The very context of the parade is a testament to this point. Xi proclaimed that it was the Chinese Communist Party (CCP) which was victorious over Japan, while ignoring the central role of Nationalist forces, as well as the United States and its allies, in ending the war. Dr. Yao Zihan, a history and political science professor, called this “the first lie.”

The reality is that the Chinese Nationalist government, which had been engaged in a civil war with the communists, bore the brunt of the fighting in World War II. The communists, while engaging in some guerrilla warfare, mostly preserved their strength for the later resumption of the civil war.

This fantasy world in which the CCP operates extends beyond attempts to rewrite history. During the parade, Xi declared that China is safe, united, and prosperous – just his latest effort to distract from the glaring crises plaguing the Chinese economy and culture.

Dr. Huang Kun, a former advisor to high-ranking Chinese officials who defected to the West, described the parade as “political warfare.” He noted that “every word and image was crafted to impress or instill fear in the West” and aimed at portraying the CCP as “a guarantor of peace and prosperity.”

However, he continued, “The CCP does not represent the people of China.” Far from leading a united country, Xi is leading a society fraying at the seams. “The Chinese people know that Xi and his predecessors did not win free and democratic elections, and are usurpers exploiting China,” he added.

Another former high-ranking official who served in the Chinese military called the parade a “festival of deception for Chinese leaders” and said that CCP leadership is “obsessive in its insecurity” and “has never distrusted the military as much as it does under Xi Jinping.” Throughout Xi’s 13 years in power, nearly 20 percent of China’s generals have been probed or gone missing, while that number was zero for Xi’s two most immediate predecessors.

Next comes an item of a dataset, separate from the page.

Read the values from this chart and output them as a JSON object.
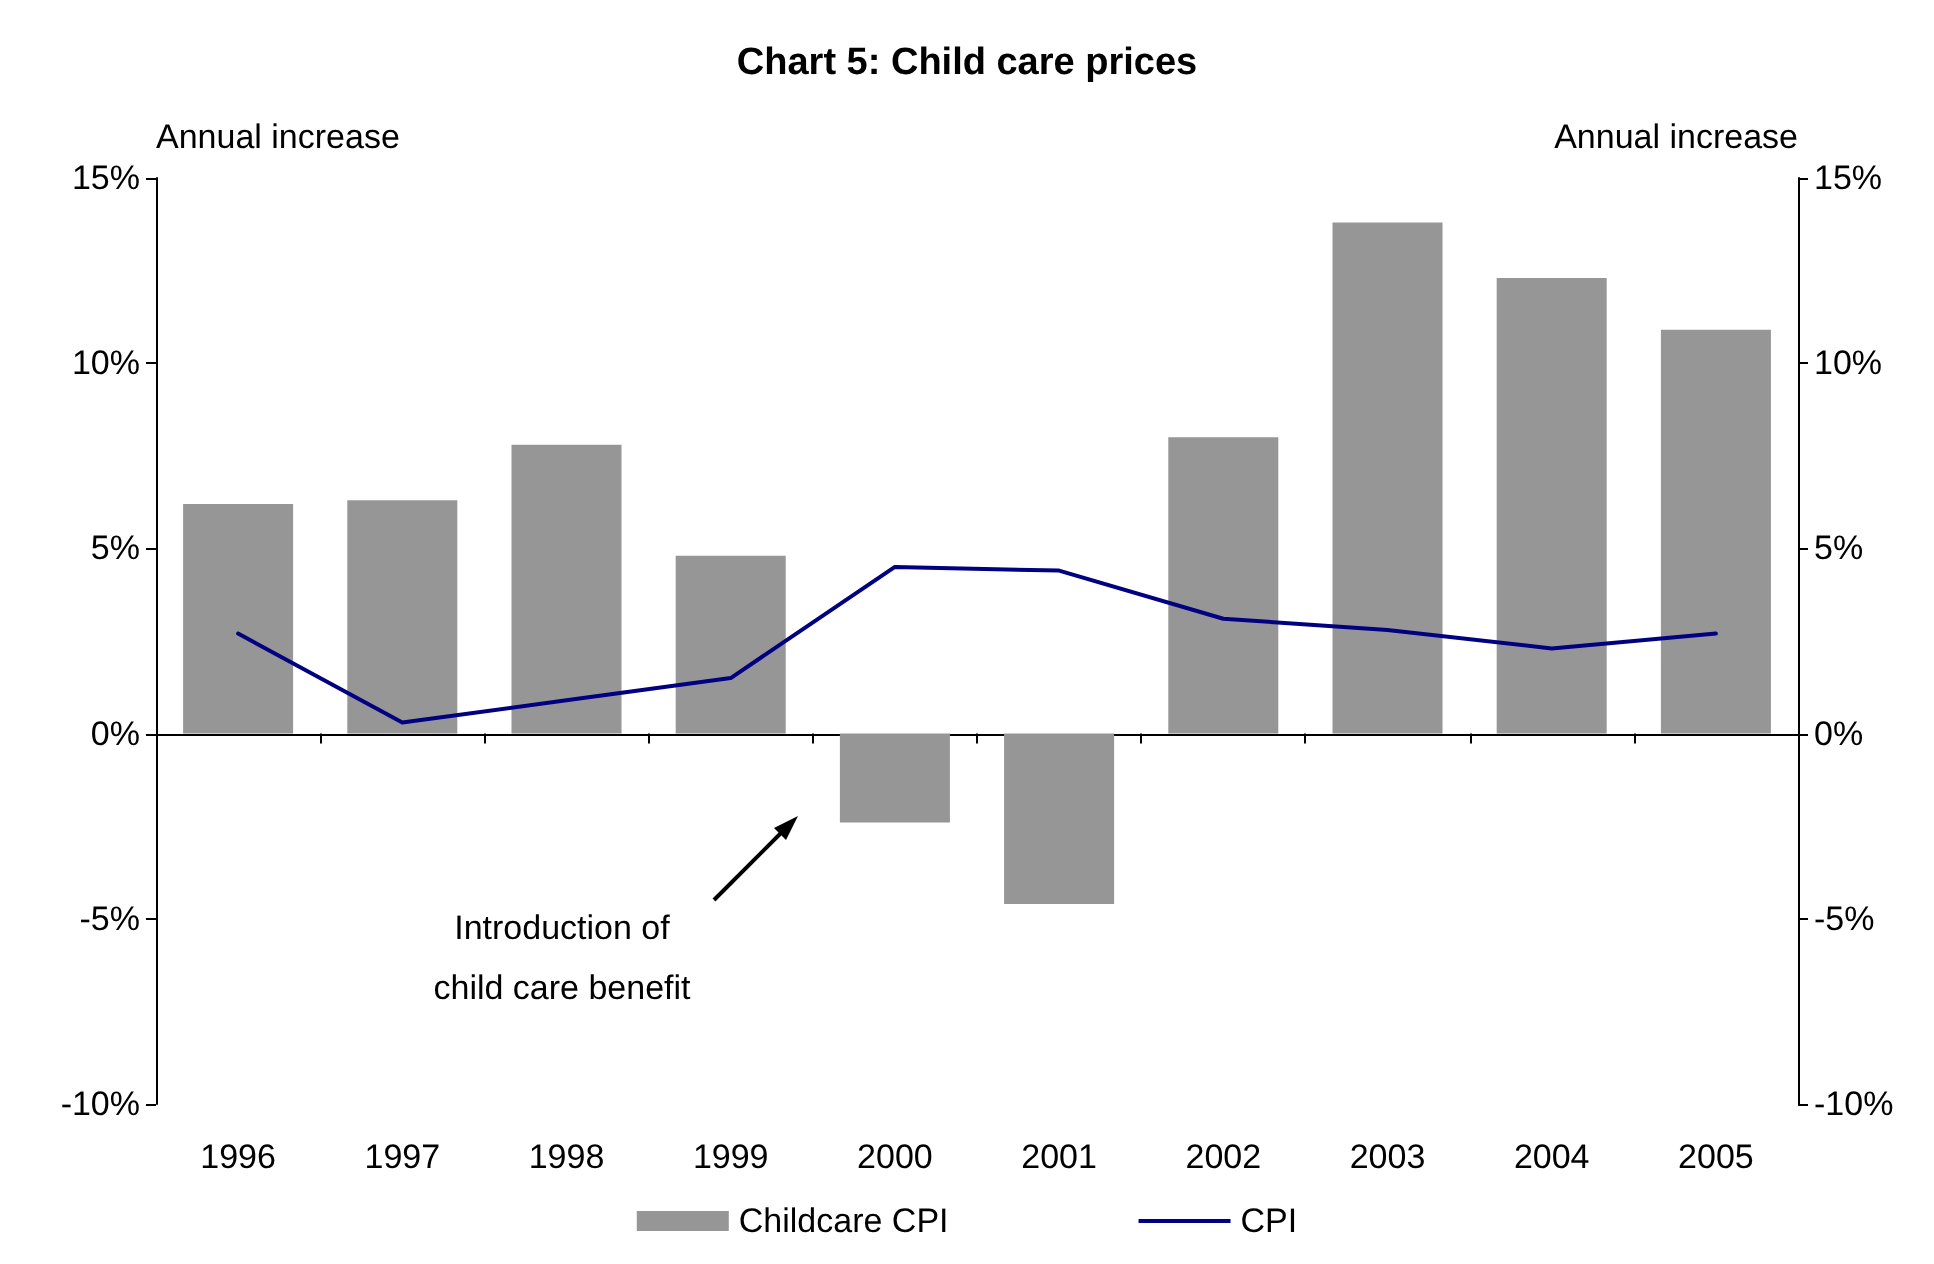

That same anonymous official also alleged that the People’s Liberation Army’s equipment is still woefully outdated, despite some advancements in technologies like hypersonic missiles. He noted high rates of crashes and catastrophes involving Chinese military equipment due to “unreasonable haste, negligence, and bravado.”

An incident last month is indicative of these failures. On August 11, a China Coast Guard vessel collided with a Chinese Navy guided-missile destroyer in the South China Sea while both were pursuing a Philippine Coast Guard boat. The crash was captured on video and revealed a pattern of dangerous maneuvers by Chinese maritime forces in the region.

Although the CCP has imposed a gag order on most disasters, some, such as the crash of a J-15 jet in March, were impossible to cover up. The China Observer reported that the crash revealed “poor fighter jet quality.” The aforementioned anonymous official said that the crash “accurately captures Lenin’s critique of the Soviet Party: ‘one step forward, two steps back.’”

The Chinese people are also growing more restless even as Xi tightens his grip over the country. The China Dissent Monitor has reported a significant rise in unrest in China over the past two years, with more than 7,000 protests documented from June 2022 to December 2024. Meanwhile, China’s economy is facing a dramatic slowdown in consumer spending and a real estate market collapse.

For all its theatrical grandeur, China’s military parade revealed far more than it concealed. Beneath the polished uniforms and choreographed unity lies a regime grappling with internal distrust, outdated weaponry, rising unrest, and a faltering economy. Xi Jinping’s attempts to project strength through symbolism only highlight the disconnect between the party’s narrative and China’s grim realities.

As with the CCP’s distorted retelling of World War II history, the spectacle in Beijing was less a show of confidence than a carefully staged effort to distract from profound institutional decay. The world would do well to see it for what it is.

Ben Solis is the pen name of an international affairs journalist, historian, and researcher.